Лучше бы он ничего не говорил молодому человеку про допросы и про свою непереносимость боли...

Когда этому раненному осколками немецкой гранаты разведчику предстояла операция по их удалению, он запретил врачу партизанского отряда под командованием Дмитрия Медведева применять анестезию. Доктор Цесарский, как мог в полевых условиях, сначала объяснил, почему это опасно делать с «нормальным человеком». Затем все же сделал эту операцию по удалению осколков. Так разведчик проверил, как он может вынести допрос с пристрастием... То есть допрос с возможными пытками. Нестерпимую боль он перенес...

Начальник 2-го Контрразведывательного управления НКВД Петр Васильевич Федотов только молчал и слушал – вникал в происходившие события...
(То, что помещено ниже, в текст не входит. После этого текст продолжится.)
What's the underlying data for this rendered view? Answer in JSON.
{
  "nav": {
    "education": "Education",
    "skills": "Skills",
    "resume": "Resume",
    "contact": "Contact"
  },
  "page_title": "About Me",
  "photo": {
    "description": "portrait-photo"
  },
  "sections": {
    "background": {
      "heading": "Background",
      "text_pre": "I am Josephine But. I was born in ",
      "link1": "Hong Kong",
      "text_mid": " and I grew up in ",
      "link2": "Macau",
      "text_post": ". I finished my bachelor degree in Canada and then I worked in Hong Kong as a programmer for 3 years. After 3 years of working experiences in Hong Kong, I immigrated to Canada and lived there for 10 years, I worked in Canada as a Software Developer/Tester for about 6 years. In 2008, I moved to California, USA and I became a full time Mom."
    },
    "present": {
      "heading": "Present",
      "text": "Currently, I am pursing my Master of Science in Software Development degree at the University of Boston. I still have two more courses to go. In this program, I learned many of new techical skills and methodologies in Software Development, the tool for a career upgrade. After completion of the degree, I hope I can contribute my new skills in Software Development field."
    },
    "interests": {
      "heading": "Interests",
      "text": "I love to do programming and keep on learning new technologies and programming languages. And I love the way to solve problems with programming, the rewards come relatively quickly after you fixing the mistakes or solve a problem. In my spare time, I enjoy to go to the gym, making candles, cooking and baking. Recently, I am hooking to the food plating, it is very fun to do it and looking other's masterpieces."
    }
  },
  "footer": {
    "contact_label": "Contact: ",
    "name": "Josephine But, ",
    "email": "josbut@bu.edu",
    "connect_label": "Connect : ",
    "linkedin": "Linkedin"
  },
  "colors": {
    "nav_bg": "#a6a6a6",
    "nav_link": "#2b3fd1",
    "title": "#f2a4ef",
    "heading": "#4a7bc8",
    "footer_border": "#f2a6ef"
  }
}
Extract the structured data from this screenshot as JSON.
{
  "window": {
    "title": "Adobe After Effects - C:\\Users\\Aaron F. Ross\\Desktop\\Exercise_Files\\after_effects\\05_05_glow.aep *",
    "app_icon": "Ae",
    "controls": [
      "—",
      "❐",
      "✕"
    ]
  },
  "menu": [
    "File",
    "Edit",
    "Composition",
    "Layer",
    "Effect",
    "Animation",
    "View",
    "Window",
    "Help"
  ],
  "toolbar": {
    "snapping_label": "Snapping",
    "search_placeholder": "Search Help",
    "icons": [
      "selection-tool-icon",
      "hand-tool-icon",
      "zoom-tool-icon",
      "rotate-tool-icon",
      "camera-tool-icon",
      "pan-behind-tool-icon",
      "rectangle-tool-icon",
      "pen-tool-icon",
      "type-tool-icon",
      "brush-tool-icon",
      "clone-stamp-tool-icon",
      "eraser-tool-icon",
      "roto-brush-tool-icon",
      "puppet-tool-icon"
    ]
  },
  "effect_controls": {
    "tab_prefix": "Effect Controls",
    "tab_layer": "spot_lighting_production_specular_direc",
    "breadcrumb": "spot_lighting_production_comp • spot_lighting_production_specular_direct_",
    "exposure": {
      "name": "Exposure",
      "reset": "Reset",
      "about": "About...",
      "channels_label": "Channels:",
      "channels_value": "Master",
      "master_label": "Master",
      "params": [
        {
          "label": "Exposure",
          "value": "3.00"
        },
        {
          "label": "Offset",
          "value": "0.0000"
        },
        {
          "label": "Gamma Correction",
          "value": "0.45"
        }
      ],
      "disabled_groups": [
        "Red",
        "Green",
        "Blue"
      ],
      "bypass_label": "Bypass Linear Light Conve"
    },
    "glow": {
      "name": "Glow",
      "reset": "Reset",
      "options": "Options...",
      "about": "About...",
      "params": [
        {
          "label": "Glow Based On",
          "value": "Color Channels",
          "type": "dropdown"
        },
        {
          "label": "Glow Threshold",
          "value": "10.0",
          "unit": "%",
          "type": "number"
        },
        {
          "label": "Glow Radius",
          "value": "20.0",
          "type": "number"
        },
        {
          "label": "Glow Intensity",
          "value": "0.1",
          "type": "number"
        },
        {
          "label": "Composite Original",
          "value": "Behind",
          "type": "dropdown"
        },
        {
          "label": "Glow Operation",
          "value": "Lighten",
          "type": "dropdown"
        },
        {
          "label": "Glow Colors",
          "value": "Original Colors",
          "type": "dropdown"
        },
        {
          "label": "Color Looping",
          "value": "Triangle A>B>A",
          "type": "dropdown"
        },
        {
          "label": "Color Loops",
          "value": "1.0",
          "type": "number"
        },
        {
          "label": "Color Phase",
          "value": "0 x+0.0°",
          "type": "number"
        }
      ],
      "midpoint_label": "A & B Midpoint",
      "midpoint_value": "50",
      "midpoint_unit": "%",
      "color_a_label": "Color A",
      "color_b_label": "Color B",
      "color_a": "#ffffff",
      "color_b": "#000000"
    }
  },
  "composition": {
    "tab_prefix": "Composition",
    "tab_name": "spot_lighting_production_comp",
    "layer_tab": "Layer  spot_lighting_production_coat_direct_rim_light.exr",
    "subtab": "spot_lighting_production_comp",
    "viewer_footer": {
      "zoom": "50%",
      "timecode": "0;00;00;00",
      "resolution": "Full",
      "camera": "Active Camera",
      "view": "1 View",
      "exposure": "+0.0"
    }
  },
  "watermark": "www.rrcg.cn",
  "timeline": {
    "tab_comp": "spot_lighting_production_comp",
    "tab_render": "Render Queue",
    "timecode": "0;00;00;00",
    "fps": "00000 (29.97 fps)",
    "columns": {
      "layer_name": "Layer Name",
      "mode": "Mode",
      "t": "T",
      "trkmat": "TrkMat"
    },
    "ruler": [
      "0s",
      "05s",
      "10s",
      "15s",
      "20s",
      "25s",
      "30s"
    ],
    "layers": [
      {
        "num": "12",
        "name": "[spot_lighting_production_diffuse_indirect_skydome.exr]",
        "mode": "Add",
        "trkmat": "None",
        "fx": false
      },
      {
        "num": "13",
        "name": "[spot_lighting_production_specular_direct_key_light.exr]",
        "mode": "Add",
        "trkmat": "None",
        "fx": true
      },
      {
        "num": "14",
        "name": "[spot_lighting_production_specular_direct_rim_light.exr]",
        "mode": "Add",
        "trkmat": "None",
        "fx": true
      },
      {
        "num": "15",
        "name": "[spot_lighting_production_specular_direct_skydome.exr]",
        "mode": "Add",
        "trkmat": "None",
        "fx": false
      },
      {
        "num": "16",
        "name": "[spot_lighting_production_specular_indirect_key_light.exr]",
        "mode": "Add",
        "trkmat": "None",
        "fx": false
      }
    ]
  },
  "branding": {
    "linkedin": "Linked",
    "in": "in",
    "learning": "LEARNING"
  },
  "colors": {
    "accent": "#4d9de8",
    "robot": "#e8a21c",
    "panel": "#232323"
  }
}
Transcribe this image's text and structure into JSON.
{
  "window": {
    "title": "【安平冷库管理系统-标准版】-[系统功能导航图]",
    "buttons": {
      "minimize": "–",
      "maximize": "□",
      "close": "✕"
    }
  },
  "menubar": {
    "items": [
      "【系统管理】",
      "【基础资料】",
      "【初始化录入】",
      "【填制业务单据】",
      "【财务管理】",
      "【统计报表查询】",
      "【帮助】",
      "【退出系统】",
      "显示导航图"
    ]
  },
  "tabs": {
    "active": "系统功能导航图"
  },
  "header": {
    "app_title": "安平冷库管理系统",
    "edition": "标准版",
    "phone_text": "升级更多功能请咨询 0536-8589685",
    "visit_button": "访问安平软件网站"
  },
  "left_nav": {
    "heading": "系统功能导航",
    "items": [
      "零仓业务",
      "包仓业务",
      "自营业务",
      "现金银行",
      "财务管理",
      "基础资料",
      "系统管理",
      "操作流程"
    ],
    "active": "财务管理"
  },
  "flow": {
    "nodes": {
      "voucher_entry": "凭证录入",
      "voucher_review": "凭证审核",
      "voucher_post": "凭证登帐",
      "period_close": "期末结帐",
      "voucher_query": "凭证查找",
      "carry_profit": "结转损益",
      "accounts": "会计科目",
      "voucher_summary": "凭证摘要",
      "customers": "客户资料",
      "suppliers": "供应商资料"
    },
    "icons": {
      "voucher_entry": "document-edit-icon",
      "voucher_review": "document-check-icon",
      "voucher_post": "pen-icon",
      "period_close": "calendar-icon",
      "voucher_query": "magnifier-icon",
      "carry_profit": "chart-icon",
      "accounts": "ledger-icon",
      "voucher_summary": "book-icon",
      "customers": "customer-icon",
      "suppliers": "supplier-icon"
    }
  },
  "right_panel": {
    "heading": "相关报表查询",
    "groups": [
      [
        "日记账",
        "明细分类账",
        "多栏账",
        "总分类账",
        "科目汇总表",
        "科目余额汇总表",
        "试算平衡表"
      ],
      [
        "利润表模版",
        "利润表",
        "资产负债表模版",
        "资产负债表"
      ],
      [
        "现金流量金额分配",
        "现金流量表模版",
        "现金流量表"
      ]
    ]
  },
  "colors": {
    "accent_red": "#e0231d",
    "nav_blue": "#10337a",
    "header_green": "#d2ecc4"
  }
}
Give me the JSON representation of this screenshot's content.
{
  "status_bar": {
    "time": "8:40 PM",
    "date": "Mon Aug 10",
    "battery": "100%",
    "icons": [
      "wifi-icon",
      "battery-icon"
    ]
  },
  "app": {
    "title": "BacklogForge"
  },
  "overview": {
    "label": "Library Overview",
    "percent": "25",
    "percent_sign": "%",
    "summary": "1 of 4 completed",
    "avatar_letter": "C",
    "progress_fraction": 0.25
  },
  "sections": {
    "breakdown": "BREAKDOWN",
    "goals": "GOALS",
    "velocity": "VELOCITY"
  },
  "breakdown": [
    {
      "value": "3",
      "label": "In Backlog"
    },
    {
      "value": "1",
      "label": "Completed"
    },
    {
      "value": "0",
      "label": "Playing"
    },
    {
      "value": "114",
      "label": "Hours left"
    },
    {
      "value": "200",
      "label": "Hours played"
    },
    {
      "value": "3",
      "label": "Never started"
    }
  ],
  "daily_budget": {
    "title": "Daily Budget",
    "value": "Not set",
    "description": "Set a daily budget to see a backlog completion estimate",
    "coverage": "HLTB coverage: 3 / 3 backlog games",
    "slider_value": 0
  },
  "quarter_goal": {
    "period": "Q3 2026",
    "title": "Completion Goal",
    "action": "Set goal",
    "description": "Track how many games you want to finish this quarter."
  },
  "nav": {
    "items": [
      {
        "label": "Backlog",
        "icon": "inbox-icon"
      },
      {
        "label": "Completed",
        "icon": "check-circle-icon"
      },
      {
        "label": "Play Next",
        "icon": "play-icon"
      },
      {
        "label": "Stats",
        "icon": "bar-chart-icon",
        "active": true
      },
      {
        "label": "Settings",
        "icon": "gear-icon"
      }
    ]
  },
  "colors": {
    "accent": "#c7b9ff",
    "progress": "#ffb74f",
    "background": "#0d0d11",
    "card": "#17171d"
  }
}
Глава 24. Прощайте, ваше превосходительство

1919 год. Август. Томск

Беременность... Это осознание собственной значимости и незначительности одновременно породило целый вихрь чувств в душе Аси... Еще не отделенная от нее, но уже другая жизнь была в ней. Это был ребенок Железнова. В отличие от Суровцева Железнов мало заботился, вернее, совсем не забивал себе голову тем, чтобы обезопасить возлюбленную от незапланированной беременности. Но, впрочем, само понятие «запланированная беременность» появилось позже. Душа у Аси, как принято говорить, была не на своем месте. Спустя десятилетия уже советской власти мать, одна воспитывающая ребенка, не будет вызывать осуждения общества, а в 1919 году такая женщина часто вызывала в лучшем случае сочувствие со стороны окружающих людей. Обычно было презрение... Хотя война делала свое черное дело. Семей, потерявших кормильца, было уже немало. Спасало то, что семьи в России были большие. Родственники не бросали в беде вдов.

Тимофей Прокопьевич Кураев был верен себе. Он еще не раз повторил Асе, выпив рюмочку смородиновой наливки: «Какая мне разница, кто отец моих внуков, если их рожает моя дочь?» Но он лукавил. Разница все же была.


Ася вернулась к родителям. Точно осознавая всю неестественность недавних размолвок, родители и дочь с не востребованной прежде нежностью стали проживать вместе. Никаких вестей от Железнова Ася не получала. Томск был занят белыми. Страсть, неожиданно обрушившаяся на Асю весной прошлого года, ошеломила ее, но теперь, спустя время, осталась в душе смутным ощущением какой-то недосказанности. Молодая женщина ни о чем не жалела. О Сергее она старалась не думать. И это ей почти удавалось. От Нины Пепеляевой знала, что они воюют вместе с Анатолием. Этого ей было довольно. Ребенок, которого она носила в себе, вытеснял невеселые мысли. Чего стоило только первое явное проявление его самостоятельности! Она была в гостях у Пепеляевых, когда он впервые шевельнулся у нее в животе. Побледнев, Ася непроизвольно схватилась за живот. От неожиданности перехватило дыхание.

– Что? – вырвалось у Нины.

– Он пошевелился, – уже улыбаясь, отвечала Ася.

– Вот и хорошо. Привыкай.

Беременность протекала благополучно. Без токсикоза и прочих осложнений. Под Рождество 1919 года Ася родила девочку. Окрестили новорожденную Марией. Ребенок родился крепким и здоровым. Молодая мама также чувствовала себя хорошо. Окруженная заботой родителей и сестер, она была счастлива. Материнство, явившееся ей, вытеснило все прочее из ее жизни. Даже мысли о Суровцеве и Железнове остались где-то далеко, в прошлой жизни.